Ratios of lengths in a triangle

Question

Problem I'm trying to solve:

My Attempt:

To be honest, I don't have any clue on how to solve it and the method I'm about to give is severely overcomplicated. We first isolate triangle $\triangle BEG$ to get a triangle where $BF:EF=3:2$ and $BD:DG=2:3$ and project this triangle onto a cartesian plane with $EG$ as the base. Then let each of the points be given by the coordinates $E=(0,0)$, $G=(c,0)$, $B=(a,b)$. Then it follows that $D=(a+\frac{2}{5}(c-a), \frac{3}{5}b)$ and $F=(\frac{2}{5}a,\frac{2}{5}b)$. The line passing through the points $E,D$ is then given by $$y=\frac{\frac{3}{5}b}{a+\frac{2}{5}(c-a)}x=\frac{3b}{3a+2c}x$$ and the line going through the points $F,G$ is $$y=\frac{\frac{-2}{5}b}{c-\frac{2}{5}a}(x-c)=\frac{-2b}{5c-2a}(x-c)$$

From there it's just a matter of finding their points of intersection and determine each length and their ratio however this is very tedious and long.

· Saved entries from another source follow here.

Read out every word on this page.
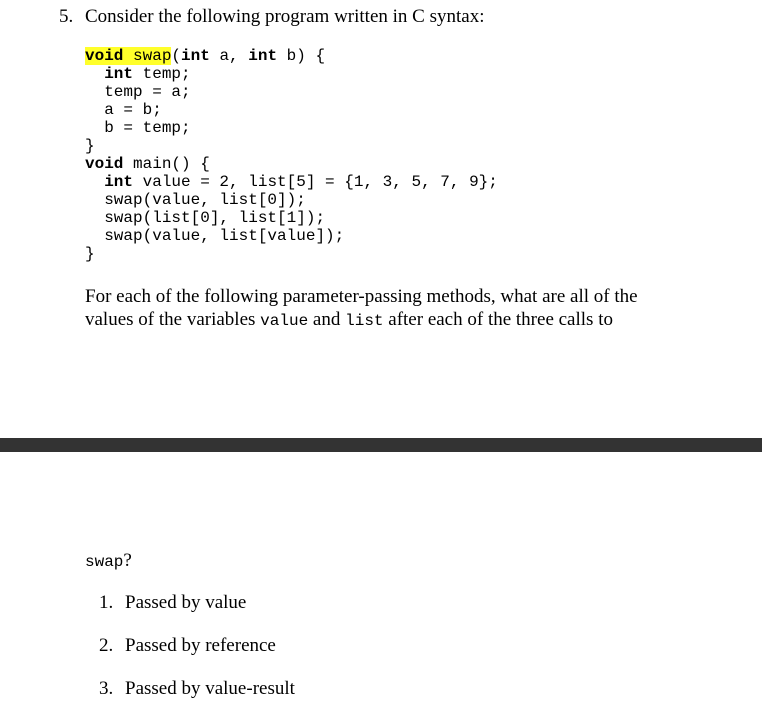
5. Consider the following program written in C syntax:
void swap(int a, int b) {
int temp;
temp = a;
a = b;
b = temp;
}
void main() {
int value = 2, list[5] = {1, 3, 5, 7, 9};
swap(value, list[0]);
swap(list[0], list[1]);
swap(value, list[value]);
}
For each of the following parameter-passing methods, what are all of the
values of the variables value and list after each of the three calls to
swap?
1. Passed by value
2. Passed by reference
3. Passed by value-result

I'v also tried other methods for example constucting lines parallel to the altitude of the base $EG$ crossing points $D$ and $F$, however I wasn't sure where to continue from there. I've also tried looking for similar triangles but that hasn't led me anywhere either.

Any suggestions?

P.S. The correct answer is apparently $9:10$.

Answer 1

Hint: Apply Menelaus's Theorem in $\triangle BDE$, where side $BD$ is extended to $G$ and $F,H,G$ are collinear.

Answer 2

Rough sketch. Let $\vec a = \vec{BA}$ and $\vec b = \vec{BC}$. We have $$\vec 0 = \vec{EH}+\vec{HF}+\vec{FE}.$$ Now $$\begin{align} \vec{EH}&=x\vec{ED}=x\left(-\frac56\vec a+\frac29\vec b \right),\\ \vec{HF}&=y\vec{GF}=y\left(-\frac59\vec b+\frac12\vec a \right),\\ \vec{FE}&=\frac13\vec a.\\ \end{align} $$ Substitute these in $\vec 0 = \vec{EH}+\vec{HF}+\vec{FE}$, sort for $\vec a$ and $\vec b$ and use that $\vec a$ and $\vec b$ are linearly independent to get the linear system $$\begin{align}-\frac56x+\frac12y&=-\frac13\\ \frac29x-\frac59y&=0 \end{align}$$ from which $x=10/19$ follows.

Answer 3

If you don't know Menelaus' Theorem, then notice that the problem statement places no constraints on the triangle ABC, and the choices imply that there aren't any.

Make $B$ a right angle, set $BF, FE = 3, 2$ and $BD, DG = 2, 3$, and then finding the intersection point H is easy.

Find the projection $x$ Along $EB$: $$\frac{2x}{5} = \frac{5(x-2)}{3}$$ $$x = \frac{50}{19}$$ $$\frac{DH}{HE} = \frac{5-x}{x} = \frac{9}{10}$$

If you want to derive the freedom to specify these values without using the problem statement, then you just have to know that all affine transformations preserve the ratio of parallel line segments.